Первые шаги вверх по лестнице
Производство энергии в митохондриях позволяет эукариотическим клеткам быть больше бактерий: в среднем примерно в 10 тысяч — 100 тысяч раз. Большой размер приносит с собой энергетическую эффективность. В определенных пределах (которые, вероятно, определяются эффективностью «распределительных сетей») чем больше, тем лучше. Эта непосредственная выгода, проистекающая из непосредственного преимущества, вероятно, уравновешивает непосредственные недостатки большого размера — необходимость иметь больше генов, больше энергии и улучшенную организацию. Эта выгода, возможно, помогла эукариотам сделать первые шаги вверх по лестнице восходящей сложности.
Пара загадок все еще не дает мне покоя, но, думаю, они объяснимы. Во-первых, часто говорят, что энергетическая эффективность не может быть мишенью естественного отбора, потому что большим животным нужно больше еды. Энергетическая экономия проявляется только на уровне отдельных клеток или в пересчете на грамм массы. Критики теории не преминут заметить, что естественный отбор, как правило, действует на особей, а не на граммы массы. Не спорю, но окружающая среда и потребности организма все же связаны с размером тела. Мы видели, что крыса в семь раз прожорливее человека: в пересчете на единицу массы ей нужно в семь раз больше пищи, чем нам. Однако она не сильнее и не быстрее «относительно» своей окружающей среды. Термин «относительно» в данном случае имеет вполне реальное наполнение. Ясно, что крыса не может убить буйвола, а мы можем, как можем мы поймать и убить любое другое животное. Мир животных определяется их размером, и в нашем собственном мире нам нужно в семь раз меньше пищи в день, чем крысам. Соответственно, мы можем в семь раз дольше обходиться без пищи и воды. Масштаб нашего преимущества даже более очевиден, если учесть, сколько мы съедаем относительно собственной массы. Мышь, например, должна ежедневно съедать половину массы тела, иначе она умрет от голода, а ежедневно мы потребляем всего 2 % собственной массы. По-моему, это явное преимущество. Я не говорю, что преимущество размера всегда оказывается решающим. Маленький размер нередко выгоден, что нашло отражение в разнообразных эволюционных тенденциях. Однако энергетическая эффективность, связанная с большим размером, несомненно, оказала глубокое влияние на эволюцию эукариот.

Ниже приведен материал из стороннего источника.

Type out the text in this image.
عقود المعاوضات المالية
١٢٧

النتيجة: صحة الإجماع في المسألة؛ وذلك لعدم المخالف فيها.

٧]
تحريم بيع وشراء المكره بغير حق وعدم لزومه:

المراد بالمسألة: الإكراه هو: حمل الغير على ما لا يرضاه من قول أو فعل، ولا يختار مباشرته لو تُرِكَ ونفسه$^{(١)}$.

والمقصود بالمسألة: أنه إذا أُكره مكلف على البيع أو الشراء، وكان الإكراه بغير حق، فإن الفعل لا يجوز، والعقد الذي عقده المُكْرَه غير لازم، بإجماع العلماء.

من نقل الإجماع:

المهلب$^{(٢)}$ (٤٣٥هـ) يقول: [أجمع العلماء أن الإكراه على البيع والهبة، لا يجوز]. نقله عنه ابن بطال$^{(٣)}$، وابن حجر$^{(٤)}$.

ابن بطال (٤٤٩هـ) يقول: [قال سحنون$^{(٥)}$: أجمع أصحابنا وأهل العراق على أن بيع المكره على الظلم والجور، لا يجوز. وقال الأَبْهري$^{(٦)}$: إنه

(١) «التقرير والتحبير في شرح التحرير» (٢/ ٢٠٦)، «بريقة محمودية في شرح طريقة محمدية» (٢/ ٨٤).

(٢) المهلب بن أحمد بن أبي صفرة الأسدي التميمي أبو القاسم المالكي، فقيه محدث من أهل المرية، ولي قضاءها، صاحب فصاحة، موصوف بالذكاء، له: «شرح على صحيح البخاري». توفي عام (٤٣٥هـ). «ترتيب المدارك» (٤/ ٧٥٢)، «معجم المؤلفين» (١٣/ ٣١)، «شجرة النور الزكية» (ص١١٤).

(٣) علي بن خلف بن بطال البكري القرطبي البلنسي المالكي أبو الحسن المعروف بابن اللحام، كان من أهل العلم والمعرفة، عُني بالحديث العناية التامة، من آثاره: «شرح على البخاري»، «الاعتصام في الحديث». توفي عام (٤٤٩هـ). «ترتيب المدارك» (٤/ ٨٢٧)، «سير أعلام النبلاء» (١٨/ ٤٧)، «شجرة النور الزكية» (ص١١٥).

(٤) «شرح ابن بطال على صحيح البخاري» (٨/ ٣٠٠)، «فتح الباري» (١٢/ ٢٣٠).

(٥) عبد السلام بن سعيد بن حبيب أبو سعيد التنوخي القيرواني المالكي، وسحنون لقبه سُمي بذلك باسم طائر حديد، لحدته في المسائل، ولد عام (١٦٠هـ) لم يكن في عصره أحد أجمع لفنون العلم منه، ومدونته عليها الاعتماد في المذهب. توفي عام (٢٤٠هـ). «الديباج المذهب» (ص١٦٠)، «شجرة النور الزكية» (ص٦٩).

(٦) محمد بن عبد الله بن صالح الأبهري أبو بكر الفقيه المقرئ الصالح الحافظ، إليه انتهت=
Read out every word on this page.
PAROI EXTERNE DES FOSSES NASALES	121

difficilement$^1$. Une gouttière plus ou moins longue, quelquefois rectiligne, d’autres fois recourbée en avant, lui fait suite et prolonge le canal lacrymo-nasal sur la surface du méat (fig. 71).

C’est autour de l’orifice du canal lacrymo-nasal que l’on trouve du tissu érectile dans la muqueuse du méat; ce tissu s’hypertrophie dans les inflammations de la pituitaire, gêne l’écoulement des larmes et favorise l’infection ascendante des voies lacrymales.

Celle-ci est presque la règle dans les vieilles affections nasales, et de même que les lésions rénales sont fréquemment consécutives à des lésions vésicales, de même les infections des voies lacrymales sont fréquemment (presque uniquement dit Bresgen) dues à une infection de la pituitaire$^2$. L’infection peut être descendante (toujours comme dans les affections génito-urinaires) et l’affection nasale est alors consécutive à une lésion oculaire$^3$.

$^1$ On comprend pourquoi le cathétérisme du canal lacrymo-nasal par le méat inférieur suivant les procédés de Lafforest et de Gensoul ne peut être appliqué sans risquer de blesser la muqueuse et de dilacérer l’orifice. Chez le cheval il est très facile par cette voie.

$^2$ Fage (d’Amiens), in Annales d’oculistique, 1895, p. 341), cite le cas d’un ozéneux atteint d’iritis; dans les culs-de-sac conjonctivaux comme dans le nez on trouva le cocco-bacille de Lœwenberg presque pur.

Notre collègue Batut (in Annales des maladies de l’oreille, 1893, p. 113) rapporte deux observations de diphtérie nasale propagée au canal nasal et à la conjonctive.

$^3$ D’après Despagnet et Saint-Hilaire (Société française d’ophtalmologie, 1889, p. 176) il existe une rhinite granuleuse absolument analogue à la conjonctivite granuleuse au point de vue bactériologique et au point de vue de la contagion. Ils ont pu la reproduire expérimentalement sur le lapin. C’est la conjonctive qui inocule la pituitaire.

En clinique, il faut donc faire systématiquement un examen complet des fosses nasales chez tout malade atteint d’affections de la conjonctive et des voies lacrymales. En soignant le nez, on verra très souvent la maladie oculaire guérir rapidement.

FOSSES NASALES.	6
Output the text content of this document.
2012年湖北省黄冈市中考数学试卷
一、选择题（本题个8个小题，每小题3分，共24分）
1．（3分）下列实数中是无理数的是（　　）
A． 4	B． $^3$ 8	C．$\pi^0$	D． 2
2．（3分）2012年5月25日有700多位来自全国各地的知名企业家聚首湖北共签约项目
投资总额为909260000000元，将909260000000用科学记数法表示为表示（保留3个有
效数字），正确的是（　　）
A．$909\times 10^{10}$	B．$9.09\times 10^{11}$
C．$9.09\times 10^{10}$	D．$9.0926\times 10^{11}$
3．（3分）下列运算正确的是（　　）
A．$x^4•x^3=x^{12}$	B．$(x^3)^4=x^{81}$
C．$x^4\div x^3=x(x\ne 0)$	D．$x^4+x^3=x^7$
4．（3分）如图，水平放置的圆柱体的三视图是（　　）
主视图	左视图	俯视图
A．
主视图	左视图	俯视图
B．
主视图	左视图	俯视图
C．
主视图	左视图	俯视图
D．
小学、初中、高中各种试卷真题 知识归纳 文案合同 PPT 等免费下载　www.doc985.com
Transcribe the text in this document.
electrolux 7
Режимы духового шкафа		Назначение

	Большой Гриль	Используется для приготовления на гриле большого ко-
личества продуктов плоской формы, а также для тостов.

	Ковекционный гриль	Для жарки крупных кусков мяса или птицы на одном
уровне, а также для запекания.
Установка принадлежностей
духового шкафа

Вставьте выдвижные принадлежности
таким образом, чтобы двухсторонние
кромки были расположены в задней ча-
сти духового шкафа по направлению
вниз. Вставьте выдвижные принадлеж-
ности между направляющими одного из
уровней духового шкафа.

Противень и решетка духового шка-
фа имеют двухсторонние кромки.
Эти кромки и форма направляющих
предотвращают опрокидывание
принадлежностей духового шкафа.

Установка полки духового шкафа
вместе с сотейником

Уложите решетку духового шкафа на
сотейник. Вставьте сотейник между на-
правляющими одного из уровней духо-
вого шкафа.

Вторая загадка — это всеобъемлющий характер энергетического преимущества. Ранее в части 4 мы говорили в основном о млекопитающих и пресмыкающихся. Мы разложили энергетические сбережения на составляющие и пришли к выводу, что они предоставляют организму реальные возможности, а не следуют из ограничений фрактальной сети. С другой стороны, мы видели, что бактерии ограничены соотношением площади поверхности к объему, и это действительно ограничение, а не возможность. Есть ли преимущество размера у отдельных эукариотических клеток, например у амеб? Или у деревьев, или у креветок? Может быть, похоронив универсальную константу, мы потеряли и право делать какие-либо обобщения за пределами класса млекопитающих?